The ribosome translates genetic information into proteins. Due to its fundamental role in maintaining the cell and conserved differences between bacterial and eukaryotic ribosomes, over 50% of efforts developing antibiotics target bacterial ribosomes. The ribosome works with various partners to protect the newly synthesized polypeptide while co-translationally distributing proteins to specific target regions of the cell, e.g. with SecY for membrane protein insertion. The mistargeting of proteins during protein synthesis is a factor in several human neurodegenerative diseases, such as Alzheimer's disease. Due to its direct biomedical relevance, ribosome is a key topic among NIH- funded scientists and, according to Web of Science, has resulted in over 30,000 publications in the past 10 years.
MDFF model of a ribosome-SecY-nascent chain complex in a nanodisc.
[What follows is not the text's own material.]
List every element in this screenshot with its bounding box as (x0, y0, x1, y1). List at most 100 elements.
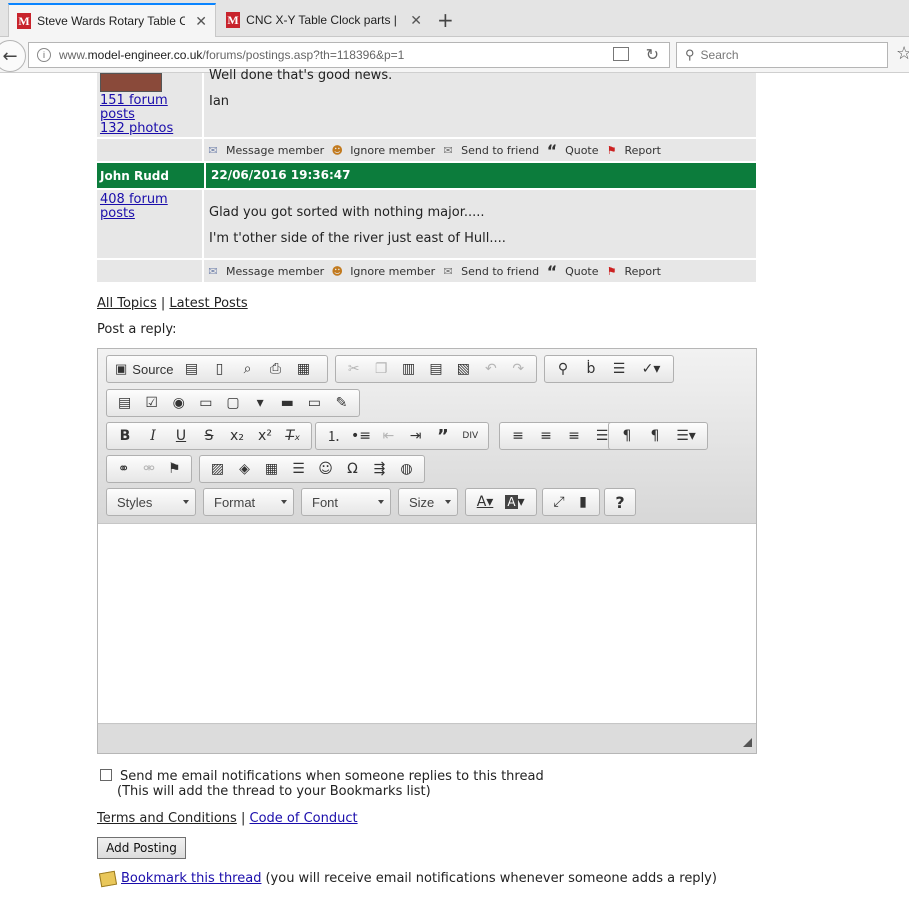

Facing growing bacterial resistance to existing ribosomal antibiotics, researchers have been seeking multiple ways to develop new antibiotics targeting the ribosome at different stages of translation, which requires structural data and dynamics information at the atomic level of the ribosome system in functional states. However, current experimental investigations still lack a detailed picture of ribosome function and, therefore, limit the potential of the ribosome as a drug target. High resolution crystallography structures of the ribosome systems are usually confined to non-physiological crystalline states which deviate from functional states; structural data representing physiological states of the ribosome systems are mainly provided by cryo-electron microscopy (cryo-EM), but the resulting images lack the atomic detail needed for structure-based drug design. Furthermore, spatial and temporal resolution of experimental techniques are still orders of magnitude away from resolving ribosome dynamics at atomic resolution. Computational methods, such as the molecular dynamics flexible fitting (MDFF) method, developed by the Center, can bridge the resolution gap by fitting X-ray structures into cryo-EM maps to determine atomic models of ribosome systems at various functional states. Molecular dynamics (MD) simulations, in turn, can simulate ribosome dynamics in atomic detail.
Working closely with leading experimental scientists, the Center has been applying MDFF and MD simulations to investigate structures and dynamics of the ribosome. One of the achievements of the Center is the first atomic model of a ribosome-SecY-nascent chain complex in a membrane environment in which the nascent chain is being inserted into the membrane. Going forward, the Center will reach beyond the Escherichia coli ribosome and work on structure determination of eukaryotic ribosomes. The Center will also extend the time-scale and size of ribosome simulations to investigate various stages of translation, such as ribosome assembly, which requires long time-scale simulations, and decoding by the ribosome, which requires accurate simulations of the entire ribosome-cofactors system.
Computational studies of the ribosome serve as a test-bed for TR&D in the Center. First, structural determination of ribosomal systems of higher level organisms requires the enhanced MDFF suite from TR&D3-MDFF. Second, large scale simulations of ribosomal systems demand TR&D1 to develop a more efficient simulation engine delivering accurate force field treatment. Moreover, investigations of chemical reactions catalyzed by the ribosome requires TR&D1 to include quantum effects for MD simulations of large biomolecular systems. Finally, huge trajectories produced by ribosome simulations drive TR&D2 to promote efficient algorithms for visualization and analysis.